Department of Psychiatry and Behavioral Neuroscience, University of Cincinnati School of Medicine, Cincinnati, Ohio, United States of America.
Department of Anesthesia, Cincinnati Children Hospital Medical Center, Cincinnati, Ohio, United States of America.
PLoS One. 2018 May 24;13(5):e0197955. doi: 10.1371/journal.pone.0197955. eCollection 2018.
Clinical data suggest that the neuroendocrine stress response is chronically dysregulated in a subset of patients with temporal lobe epilepsy (TLE), potentially contributing to both disease progression and the development of psychiatric comorbidities such as anxiety and depression. Whether neuroendocrine dysregulation and psychiatric comorbidities reflect direct effects of epilepsy-related pathologies, or secondary effects of disease burden particular to humans with epilepsy (i.e. social estrangement, employment changes) is not clear. Animal models provide an opportunity to dissociate these factors. Therefore, we queried whether epileptic mice would reproduce neuroendocrine and behavioral changes associated with human epilepsy. Male FVB mice were exposed to pilocarpine to induce status epilepticus (SE) and the subsequent development of spontaneous recurrent seizures. Morning baseline corticosterone levels were elevated in pilocarpine treated mice at 1, 7 and 10 weeks post-SE relative to controls. Similarly, epileptic mice had increased adrenal weight when compared to control mice. Exposure to acute restraint stress resulted in hypersecretion of corticosterone 30 min after the onset of the challenge. Anatomical analyses revealed reduced Fos expression in infralimbic and prelimbic prefrontal cortex, ventral subiculum and basal amygdala following restraint. No differences in Fos immunoreactivity were found in the paraventricular nucleus of the hypothalamus, hippocampal subfields or central amygdala. In order to assess emotional behavior, a second cohort of mice underwent a battery of behavioral tests, including sucrose preference, open field, elevated plus maze, 24h home-cage monitoring and forced swim. Epileptic mice showed increased anhedonic behavior, hyperactivity and anxiety-like behaviors. Together these data demonstrate that epileptic mice develop HPA axis hyperactivity and exhibit behavioral dysfunction. Endocrine and behavioral changes are associated with impaired recruitment of forebrain circuits regulating stress inhibition and emotional reactivity. Loss of forebrain control may underlie pronounced endocrine dysfunction and comorbid psychopathologies seen in temporal lobe epilepsy.

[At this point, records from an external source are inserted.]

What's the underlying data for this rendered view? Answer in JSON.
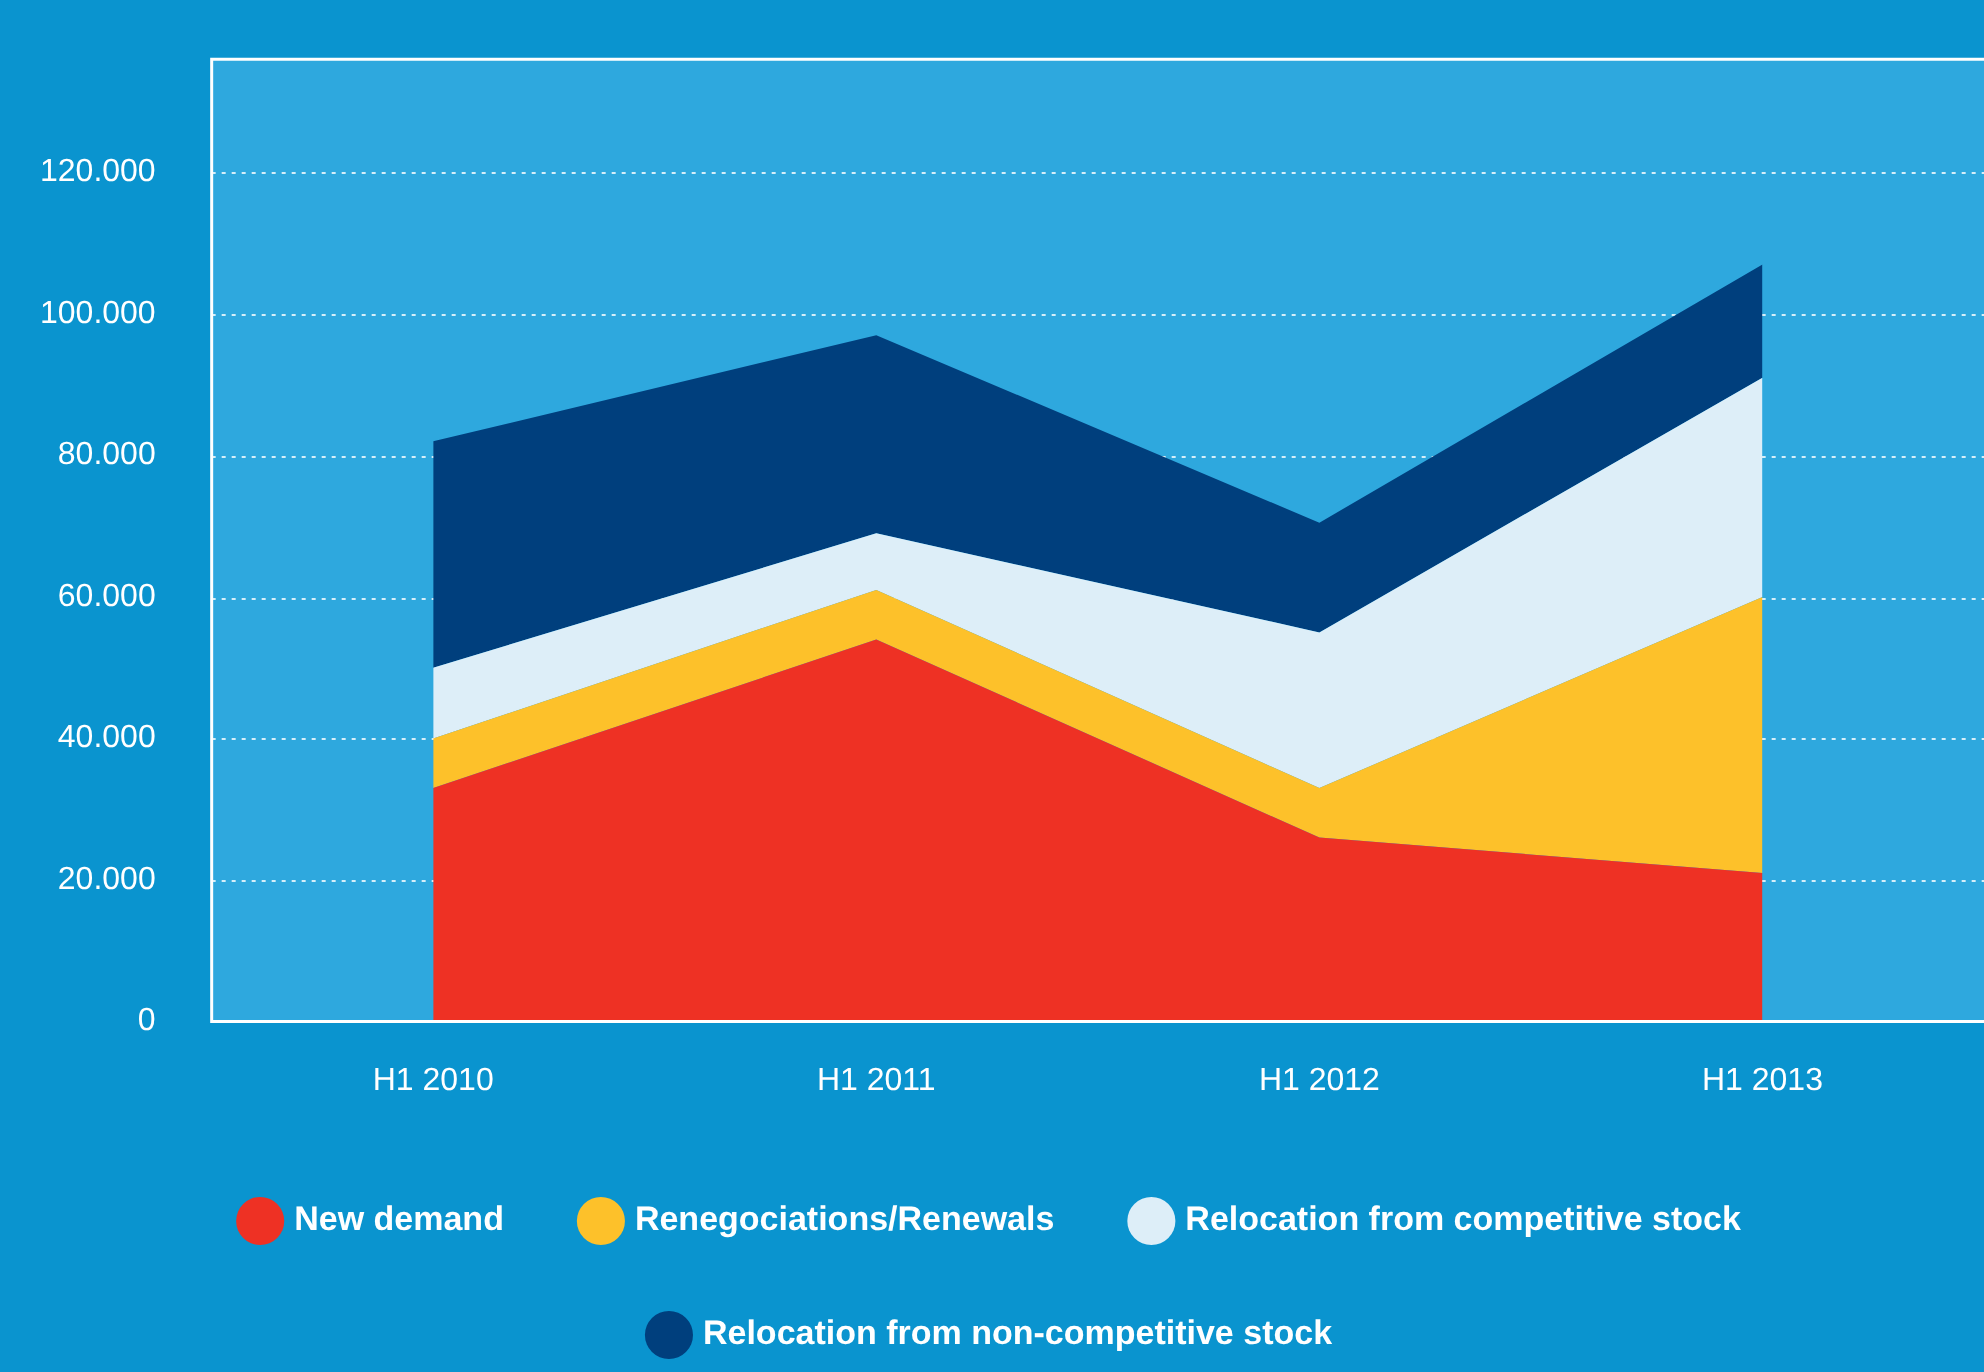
{
  "chart_data": {
    "type": "area",
    "stacked": true,
    "categories": [
      "H1 2010",
      "H1 2011",
      "H1 2012",
      "H1 2013"
    ],
    "series": [
      {
        "name": "New demand",
        "color": "#ee3124",
        "values": [
          33000,
          54000,
          26000,
          21000
        ]
      },
      {
        "name": "Renegociations/Renewals",
        "color": "#fdc12a",
        "values": [
          7000,
          7000,
          7000,
          39000
        ]
      },
      {
        "name": "Relocation from competitive stock",
        "color": "#ddeef8",
        "values": [
          10000,
          8000,
          22000,
          31000
        ]
      },
      {
        "name": "Relocation from non-competitive stock",
        "color": "#003f7d",
        "values": [
          32000,
          28000,
          15500,
          16000
        ]
      }
    ],
    "ylim": [
      0,
      136000
    ],
    "yticks": [
      0,
      {
        "value": 20000,
        "label": "20.000"
      },
      {
        "value": 40000,
        "label": "40.000"
      },
      {
        "value": 60000,
        "label": "60.000"
      },
      {
        "value": 80000,
        "label": "80.000"
      },
      {
        "value": 100000,
        "label": "100.000"
      },
      {
        "value": 120000,
        "label": "120.000"
      }
    ],
    "grid": "y",
    "legend": "bottom"
  }
}
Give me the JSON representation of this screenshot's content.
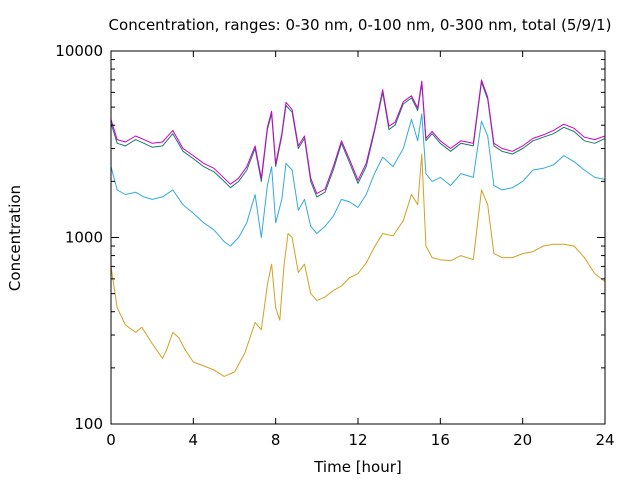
{
  "chart_data": {
    "type": "line",
    "title": "Concentration, ranges: 0-30 nm, 0-100 nm, 0-300 nm, total (5/9/1)",
    "xlabel": "Time [hour]",
    "ylabel": "Concentration",
    "xlim": [
      0,
      24
    ],
    "ylim": [
      100,
      10000
    ],
    "yscale": "log",
    "x_ticks": [
      0,
      4,
      8,
      12,
      16,
      20,
      24
    ],
    "x_tick_labels": [
      "0",
      "4",
      "8",
      "12",
      "16",
      "20",
      "24"
    ],
    "y_ticks": [
      100,
      1000,
      10000
    ],
    "y_tick_labels": [
      "100",
      "1000",
      "10000"
    ],
    "grid": false,
    "legend": "none",
    "colors": [
      "#d4a020",
      "#33aadd",
      "#1a7a6a",
      "#cc00cc"
    ],
    "series": [
      {
        "color": "#d4a020",
        "points": [
          [
            0,
            700
          ],
          [
            0.3,
            420
          ],
          [
            0.7,
            340
          ],
          [
            1.2,
            310
          ],
          [
            1.5,
            330
          ],
          [
            2,
            270
          ],
          [
            2.5,
            225
          ],
          [
            2.7,
            250
          ],
          [
            3,
            310
          ],
          [
            3.3,
            290
          ],
          [
            3.6,
            250
          ],
          [
            4,
            215
          ],
          [
            4.5,
            205
          ],
          [
            5,
            195
          ],
          [
            5.5,
            180
          ],
          [
            6,
            190
          ],
          [
            6.5,
            240
          ],
          [
            7,
            350
          ],
          [
            7.3,
            320
          ],
          [
            7.6,
            560
          ],
          [
            7.8,
            720
          ],
          [
            8.0,
            420
          ],
          [
            8.2,
            360
          ],
          [
            8.4,
            700
          ],
          [
            8.6,
            1050
          ],
          [
            8.8,
            1000
          ],
          [
            9.1,
            650
          ],
          [
            9.4,
            720
          ],
          [
            9.7,
            500
          ],
          [
            10,
            460
          ],
          [
            10.4,
            480
          ],
          [
            10.8,
            520
          ],
          [
            11.2,
            550
          ],
          [
            11.6,
            610
          ],
          [
            12,
            640
          ],
          [
            12.4,
            730
          ],
          [
            12.8,
            890
          ],
          [
            13.2,
            1050
          ],
          [
            13.7,
            1020
          ],
          [
            14.2,
            1230
          ],
          [
            14.6,
            1700
          ],
          [
            14.9,
            1500
          ],
          [
            15.1,
            2800
          ],
          [
            15.3,
            900
          ],
          [
            15.6,
            780
          ],
          [
            16,
            760
          ],
          [
            16.5,
            750
          ],
          [
            17,
            800
          ],
          [
            17.6,
            760
          ],
          [
            18,
            1800
          ],
          [
            18.3,
            1500
          ],
          [
            18.6,
            820
          ],
          [
            19,
            780
          ],
          [
            19.5,
            780
          ],
          [
            20,
            820
          ],
          [
            20.5,
            840
          ],
          [
            21,
            900
          ],
          [
            21.5,
            920
          ],
          [
            22,
            920
          ],
          [
            22.5,
            900
          ],
          [
            23,
            780
          ],
          [
            23.5,
            640
          ],
          [
            24,
            580
          ]
        ]
      },
      {
        "color": "#33aadd",
        "points": [
          [
            0,
            2400
          ],
          [
            0.3,
            1800
          ],
          [
            0.7,
            1700
          ],
          [
            1.2,
            1750
          ],
          [
            1.6,
            1650
          ],
          [
            2,
            1600
          ],
          [
            2.5,
            1650
          ],
          [
            3,
            1800
          ],
          [
            3.5,
            1500
          ],
          [
            4,
            1350
          ],
          [
            4.5,
            1200
          ],
          [
            5,
            1100
          ],
          [
            5.5,
            950
          ],
          [
            5.8,
            900
          ],
          [
            6.2,
            1000
          ],
          [
            6.6,
            1200
          ],
          [
            7,
            1700
          ],
          [
            7.3,
            1000
          ],
          [
            7.6,
            1900
          ],
          [
            7.8,
            2400
          ],
          [
            8.0,
            1200
          ],
          [
            8.3,
            1600
          ],
          [
            8.5,
            2500
          ],
          [
            8.8,
            2300
          ],
          [
            9.1,
            1400
          ],
          [
            9.4,
            1600
          ],
          [
            9.7,
            1150
          ],
          [
            10,
            1050
          ],
          [
            10.4,
            1150
          ],
          [
            10.8,
            1300
          ],
          [
            11.2,
            1600
          ],
          [
            11.6,
            1550
          ],
          [
            12,
            1450
          ],
          [
            12.4,
            1700
          ],
          [
            12.8,
            2200
          ],
          [
            13.2,
            2700
          ],
          [
            13.7,
            2400
          ],
          [
            14.2,
            3000
          ],
          [
            14.6,
            4300
          ],
          [
            14.9,
            3300
          ],
          [
            15.1,
            4600
          ],
          [
            15.3,
            2200
          ],
          [
            15.6,
            2000
          ],
          [
            16,
            2100
          ],
          [
            16.5,
            1900
          ],
          [
            17,
            2200
          ],
          [
            17.6,
            2100
          ],
          [
            18,
            4200
          ],
          [
            18.3,
            3500
          ],
          [
            18.6,
            1900
          ],
          [
            19,
            1800
          ],
          [
            19.5,
            1850
          ],
          [
            20,
            2000
          ],
          [
            20.5,
            2300
          ],
          [
            21,
            2350
          ],
          [
            21.5,
            2450
          ],
          [
            22,
            2750
          ],
          [
            22.5,
            2550
          ],
          [
            23,
            2300
          ],
          [
            23.5,
            2100
          ],
          [
            24,
            2050
          ]
        ]
      },
      {
        "color": "#1a7a6a",
        "points": [
          [
            0,
            4100
          ],
          [
            0.3,
            3200
          ],
          [
            0.7,
            3100
          ],
          [
            1.2,
            3350
          ],
          [
            1.6,
            3200
          ],
          [
            2,
            3050
          ],
          [
            2.5,
            3100
          ],
          [
            3,
            3600
          ],
          [
            3.5,
            2900
          ],
          [
            4,
            2650
          ],
          [
            4.5,
            2400
          ],
          [
            5,
            2250
          ],
          [
            5.5,
            2000
          ],
          [
            5.8,
            1850
          ],
          [
            6.2,
            2000
          ],
          [
            6.6,
            2300
          ],
          [
            7,
            3000
          ],
          [
            7.3,
            2000
          ],
          [
            7.6,
            3800
          ],
          [
            7.8,
            4600
          ],
          [
            8.0,
            2400
          ],
          [
            8.3,
            3500
          ],
          [
            8.5,
            5100
          ],
          [
            8.8,
            4700
          ],
          [
            9.1,
            3000
          ],
          [
            9.4,
            3400
          ],
          [
            9.7,
            2000
          ],
          [
            10,
            1650
          ],
          [
            10.4,
            1750
          ],
          [
            10.8,
            2300
          ],
          [
            11.2,
            3200
          ],
          [
            11.6,
            2500
          ],
          [
            12,
            1950
          ],
          [
            12.4,
            2400
          ],
          [
            12.8,
            3700
          ],
          [
            13.2,
            6000
          ],
          [
            13.5,
            3800
          ],
          [
            13.8,
            4000
          ],
          [
            14.2,
            5200
          ],
          [
            14.6,
            5600
          ],
          [
            14.9,
            4800
          ],
          [
            15.1,
            6700
          ],
          [
            15.3,
            3300
          ],
          [
            15.6,
            3600
          ],
          [
            16,
            3200
          ],
          [
            16.5,
            2900
          ],
          [
            17,
            3200
          ],
          [
            17.6,
            3100
          ],
          [
            18,
            6800
          ],
          [
            18.3,
            5500
          ],
          [
            18.6,
            3100
          ],
          [
            19,
            2900
          ],
          [
            19.5,
            2800
          ],
          [
            20,
            3000
          ],
          [
            20.5,
            3300
          ],
          [
            21,
            3450
          ],
          [
            21.5,
            3600
          ],
          [
            22,
            3900
          ],
          [
            22.5,
            3700
          ],
          [
            23,
            3300
          ],
          [
            23.5,
            3200
          ],
          [
            24,
            3400
          ]
        ]
      },
      {
        "color": "#cc00cc",
        "points": [
          [
            0,
            4300
          ],
          [
            0.3,
            3350
          ],
          [
            0.7,
            3250
          ],
          [
            1.2,
            3500
          ],
          [
            1.6,
            3350
          ],
          [
            2,
            3200
          ],
          [
            2.5,
            3250
          ],
          [
            3,
            3750
          ],
          [
            3.5,
            3000
          ],
          [
            4,
            2750
          ],
          [
            4.5,
            2500
          ],
          [
            5,
            2350
          ],
          [
            5.5,
            2080
          ],
          [
            5.8,
            1930
          ],
          [
            6.2,
            2080
          ],
          [
            6.6,
            2400
          ],
          [
            7,
            3100
          ],
          [
            7.3,
            2080
          ],
          [
            7.6,
            3900
          ],
          [
            7.8,
            4750
          ],
          [
            8.0,
            2480
          ],
          [
            8.3,
            3600
          ],
          [
            8.5,
            5300
          ],
          [
            8.8,
            4850
          ],
          [
            9.1,
            3100
          ],
          [
            9.4,
            3500
          ],
          [
            9.7,
            2080
          ],
          [
            10,
            1720
          ],
          [
            10.4,
            1820
          ],
          [
            10.8,
            2400
          ],
          [
            11.2,
            3300
          ],
          [
            11.6,
            2600
          ],
          [
            12,
            2030
          ],
          [
            12.4,
            2500
          ],
          [
            12.8,
            3800
          ],
          [
            13.2,
            6200
          ],
          [
            13.5,
            3950
          ],
          [
            13.8,
            4150
          ],
          [
            14.2,
            5350
          ],
          [
            14.6,
            5750
          ],
          [
            14.9,
            4950
          ],
          [
            15.1,
            6900
          ],
          [
            15.3,
            3400
          ],
          [
            15.6,
            3700
          ],
          [
            16,
            3300
          ],
          [
            16.5,
            3000
          ],
          [
            17,
            3300
          ],
          [
            17.6,
            3200
          ],
          [
            18,
            7000
          ],
          [
            18.3,
            5650
          ],
          [
            18.6,
            3200
          ],
          [
            19,
            3000
          ],
          [
            19.5,
            2900
          ],
          [
            20,
            3100
          ],
          [
            20.5,
            3400
          ],
          [
            21,
            3550
          ],
          [
            21.5,
            3750
          ],
          [
            22,
            4050
          ],
          [
            22.5,
            3850
          ],
          [
            23,
            3450
          ],
          [
            23.5,
            3350
          ],
          [
            24,
            3500
          ]
        ]
      }
    ]
  }
}
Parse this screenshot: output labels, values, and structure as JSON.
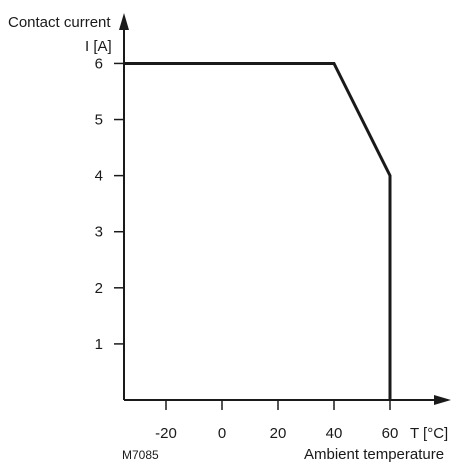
{
  "chart_data": {
    "type": "line",
    "title": "",
    "ylabel_top": "Contact current",
    "ylabel_unit": "I [A]",
    "xlabel_unit": "T [°C]",
    "xlabel_caption": "Ambient temperature",
    "figure_code": "M7085",
    "x_ticks": [
      -20,
      0,
      20,
      40,
      60
    ],
    "y_ticks": [
      1,
      2,
      3,
      4,
      5,
      6
    ],
    "xlim": [
      -35,
      75
    ],
    "ylim": [
      0,
      6.4
    ],
    "grid": false,
    "series": [
      {
        "x": [
          -35,
          40,
          60,
          60
        ],
        "y": [
          6,
          6,
          4,
          0
        ]
      }
    ],
    "line_color": "#1a1a1a"
  }
}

临床数据表明,在一部分颞叶癫痫(TLE)患者中,神经内分泌应激反应存在慢性失调,这可能导致疾病进展和焦虑、抑郁等精神共病的发生。神经内分泌失调和精神共病是反映与癫痫相关病理的直接影响,还是癫痫患者特有的疾病负担的间接影响(即社会隔离、工作变化)尚不清楚。动物模型提供了一个区分这些因素的机会。因此,我们研究了癫痫小鼠是否会重现与人类癫痫相关的神经内分泌和行为变化。雄性 FVB 小鼠接受匹罗卡品诱导癫痫持续状态(SE)和随后的自发性反复性癫痫发作。与对照组相比,SE 后 1、7 和 10 周,匹罗卡品处理的小鼠的清晨皮质酮基线水平升高。同样,与对照组相比,癫痫小鼠的肾上腺重量增加。急性束缚应激暴露导致应激开始后 30 分钟皮质酮分泌过度。解剖分析显示,束缚后边缘下皮层、前扣带回皮层腹侧亚区和基底杏仁核中的 Fos 表达减少。下丘脑室旁核、海马亚区或中央杏仁核中的 Fos 免疫反应无差异。为了评估情绪行为,第二组小鼠接受了一系列行为测试,包括蔗糖偏好、旷场、高架十字迷宫、24 小时笼内监测和强迫游泳。癫痫小鼠表现出快感缺失行为、过度活跃和焦虑样行为增加。这些数据表明,癫痫小鼠会出现 HPA 轴活性亢进,并表现出行为功能障碍。内分泌和行为变化与调节应激抑制和情绪反应的前脑回路的募集受损有关。前脑控制的丧失可能是颞叶癫痫中明显的内分泌功能障碍和共病精神病理学的基础。